What do you think?" asks Carmel Murdoch. She points at the statue, reminding me to call her "Mary Heritage" because she's dressed in a 1850s period costume.
"Supercalifragilisticexpialidocious," I reply, since this is what you say when you don't know what to say.
A bronze statue of an umbrella-wielding English nanny? It's certainly not what I expect to find in an Australian town. But there it is, on the corner of Richmond and Kent Sts in Maryborough, north of Brisbane, a town which happily celebrates its link to fictional nanny Mary Poppins.
P.L. Travers - author of the Mary Poppins books - was born here in 1899. Her real name was Helen Lyndon Goff and she lived above a bank her father managed. It's now a private residence, but plans are afoot to transform it into a museum.
The Goffs left Maryborough when Helen was small. As a young woman, the ambitious writer moved to Britain, travelled widely and settled in the United States before returning to Britain. She wrote a series of Mary Poppins books in England and they were later melded into a blockbuster film and stage musical.

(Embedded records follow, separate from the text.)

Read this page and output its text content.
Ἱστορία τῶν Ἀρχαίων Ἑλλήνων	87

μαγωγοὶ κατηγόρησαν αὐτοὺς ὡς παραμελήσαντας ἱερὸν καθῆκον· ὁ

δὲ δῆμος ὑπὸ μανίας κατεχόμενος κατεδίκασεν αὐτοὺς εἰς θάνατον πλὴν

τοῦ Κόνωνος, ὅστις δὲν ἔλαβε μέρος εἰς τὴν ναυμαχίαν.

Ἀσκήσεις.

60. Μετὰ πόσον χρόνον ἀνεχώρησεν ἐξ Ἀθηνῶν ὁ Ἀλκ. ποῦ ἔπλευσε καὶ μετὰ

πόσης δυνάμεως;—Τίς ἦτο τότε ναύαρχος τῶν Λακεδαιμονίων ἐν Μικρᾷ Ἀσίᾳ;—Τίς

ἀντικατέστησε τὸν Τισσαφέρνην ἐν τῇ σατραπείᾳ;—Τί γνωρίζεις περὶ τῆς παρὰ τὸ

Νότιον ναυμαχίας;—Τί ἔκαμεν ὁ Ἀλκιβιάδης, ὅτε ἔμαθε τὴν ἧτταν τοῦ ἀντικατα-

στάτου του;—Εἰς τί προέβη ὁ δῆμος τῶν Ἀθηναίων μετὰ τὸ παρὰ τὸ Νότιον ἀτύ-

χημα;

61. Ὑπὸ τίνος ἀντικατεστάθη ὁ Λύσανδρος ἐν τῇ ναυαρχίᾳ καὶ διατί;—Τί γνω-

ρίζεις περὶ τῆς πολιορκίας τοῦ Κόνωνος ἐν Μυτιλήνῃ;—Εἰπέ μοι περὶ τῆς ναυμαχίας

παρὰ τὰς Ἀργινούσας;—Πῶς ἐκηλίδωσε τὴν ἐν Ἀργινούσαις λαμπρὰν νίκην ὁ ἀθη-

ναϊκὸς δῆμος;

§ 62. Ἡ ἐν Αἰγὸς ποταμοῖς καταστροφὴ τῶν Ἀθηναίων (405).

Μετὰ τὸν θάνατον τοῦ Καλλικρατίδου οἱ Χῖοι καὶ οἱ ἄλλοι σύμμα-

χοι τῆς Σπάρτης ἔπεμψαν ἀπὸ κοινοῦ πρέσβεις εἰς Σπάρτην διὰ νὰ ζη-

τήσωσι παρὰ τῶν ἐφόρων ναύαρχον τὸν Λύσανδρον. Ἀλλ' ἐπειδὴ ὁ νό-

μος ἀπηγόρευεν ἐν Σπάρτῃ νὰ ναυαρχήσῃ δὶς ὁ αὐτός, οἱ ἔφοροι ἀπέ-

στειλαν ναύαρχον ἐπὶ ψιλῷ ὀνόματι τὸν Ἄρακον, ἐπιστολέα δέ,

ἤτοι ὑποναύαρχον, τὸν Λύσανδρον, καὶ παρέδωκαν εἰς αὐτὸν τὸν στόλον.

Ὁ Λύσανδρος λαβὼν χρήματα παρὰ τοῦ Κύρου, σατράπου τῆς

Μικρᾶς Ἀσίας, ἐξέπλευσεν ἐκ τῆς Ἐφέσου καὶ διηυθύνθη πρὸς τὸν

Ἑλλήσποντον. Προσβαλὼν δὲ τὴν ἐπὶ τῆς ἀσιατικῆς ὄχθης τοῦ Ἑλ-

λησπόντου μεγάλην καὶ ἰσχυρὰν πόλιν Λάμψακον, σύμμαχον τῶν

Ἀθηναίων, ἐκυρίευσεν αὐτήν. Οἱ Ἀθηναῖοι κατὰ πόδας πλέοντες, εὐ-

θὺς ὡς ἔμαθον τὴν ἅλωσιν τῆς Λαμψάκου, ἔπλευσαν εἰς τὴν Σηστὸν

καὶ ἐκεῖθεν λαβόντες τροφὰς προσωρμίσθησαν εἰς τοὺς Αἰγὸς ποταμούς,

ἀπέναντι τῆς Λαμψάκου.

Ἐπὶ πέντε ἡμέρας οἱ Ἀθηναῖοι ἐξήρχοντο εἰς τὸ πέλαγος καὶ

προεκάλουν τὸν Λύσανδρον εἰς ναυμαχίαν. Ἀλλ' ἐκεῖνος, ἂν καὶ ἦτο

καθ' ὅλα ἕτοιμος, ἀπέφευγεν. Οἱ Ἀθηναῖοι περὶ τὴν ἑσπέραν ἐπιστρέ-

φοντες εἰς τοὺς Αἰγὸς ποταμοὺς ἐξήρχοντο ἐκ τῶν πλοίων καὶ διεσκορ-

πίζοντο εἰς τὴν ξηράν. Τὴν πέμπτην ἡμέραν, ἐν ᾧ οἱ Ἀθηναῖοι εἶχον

Travers died in 1996 - reputedly an alert and often prickly old woman.
Arguably one of Australia's most commercially successful authors, P.L. Travers is often forgotten when the country's esteemed writers are listed. But she's huge - and certainly not forgotten - in Maryborough.
An annual Mary Poppins Festival showcases parading residents dressed as the nanny or other characters from the stories. Add a Mary Poppins-themed street market and a Mary Poppins flavour to rides on a small steam train operating all year in a local park, and Maryborough's in party mode.
Among the town's year-round attractions: daily walking tours led by Carmel Murdoch, the town's fifth "Mary Heritage". These are true travel bargains: they're free. "People turn up at Town Hall," she explains. "There can be one - or 50."
She guides them through the century-old Town Hall's council chambers and to a string of historic buildings - exquisite examples of colonial architecture. Some are now volunteer-run museums and galleries. Among her destinations is P.L. Travers' birthplace.
It seems faintly ridiculous: a line of out-of-towners tailing a woman in colonial-era costume down the main street. Locals barely blink. They've seen it all before.
At Town Hall Green we pause. Some visitors spread paper over 10 etchings of characters from Mary Poppins books to create souvenir rubbings.
Kiwis often skirt Maryborough, not stopping on drives to higher-profile Hervey Bay - with its beaches, shops, restaurants and attractions such as whale-watching. What's more, there's easy access to Fraser Island, the world's largest sand isle, where beaches and inland lakes beckon.
Hervey Bay's latest attraction is sunset camel rides, launched after one of Broome's camel train operators relocated with his animals.
Maryborough, established more than 160 years ago, is one of Queensland's oldest provincial cities. It was many immigrants' first glimpse of Australia, as well as an important hub for exporting timber and agricultural produce.
With port activity dormant, tourism is increasingly important.
Maryborough makes much of its closeness to Hervey Bay and Fraser Island, marketing itself as a cheaper alternative.
Two of Maryborough's attractions don't even require my leaving town. Volunteers, including Carmel Murdoch, lead "ghost tours" through a graveyard and a domed chapel.
I don't spot a ghost, but am regaled with tales of bloodthirsty crimes and unexplained events - served with a dollop of history.
We make nocturnal visits to colonial buildings, sample a "progressive dinner" with courses at several homes - and follow a torch-carrying "Mary Widow" into spooky darkness.
Next afternoon, aboard The Mary, I join 40 other visitors on a lazy cruise along the broad Mary River. Ex-seafarer Denis Kerr - locally known as Cap'n Denis - skippers the vessel, pointing out birdlife, buildings and boats as we chug past.
"That's where P.L. Travers was born," he indicates.
In Maryborough, there's no escaping Mary Poppins.
CHECKLIST
Getting there: Air New Zealand has several flights a day to Brisbane.
From Brisbane you can get to Maryborough by train, bus, rental car or plane.
Further information: See the Maryborough Fraser Island Information Centre's website.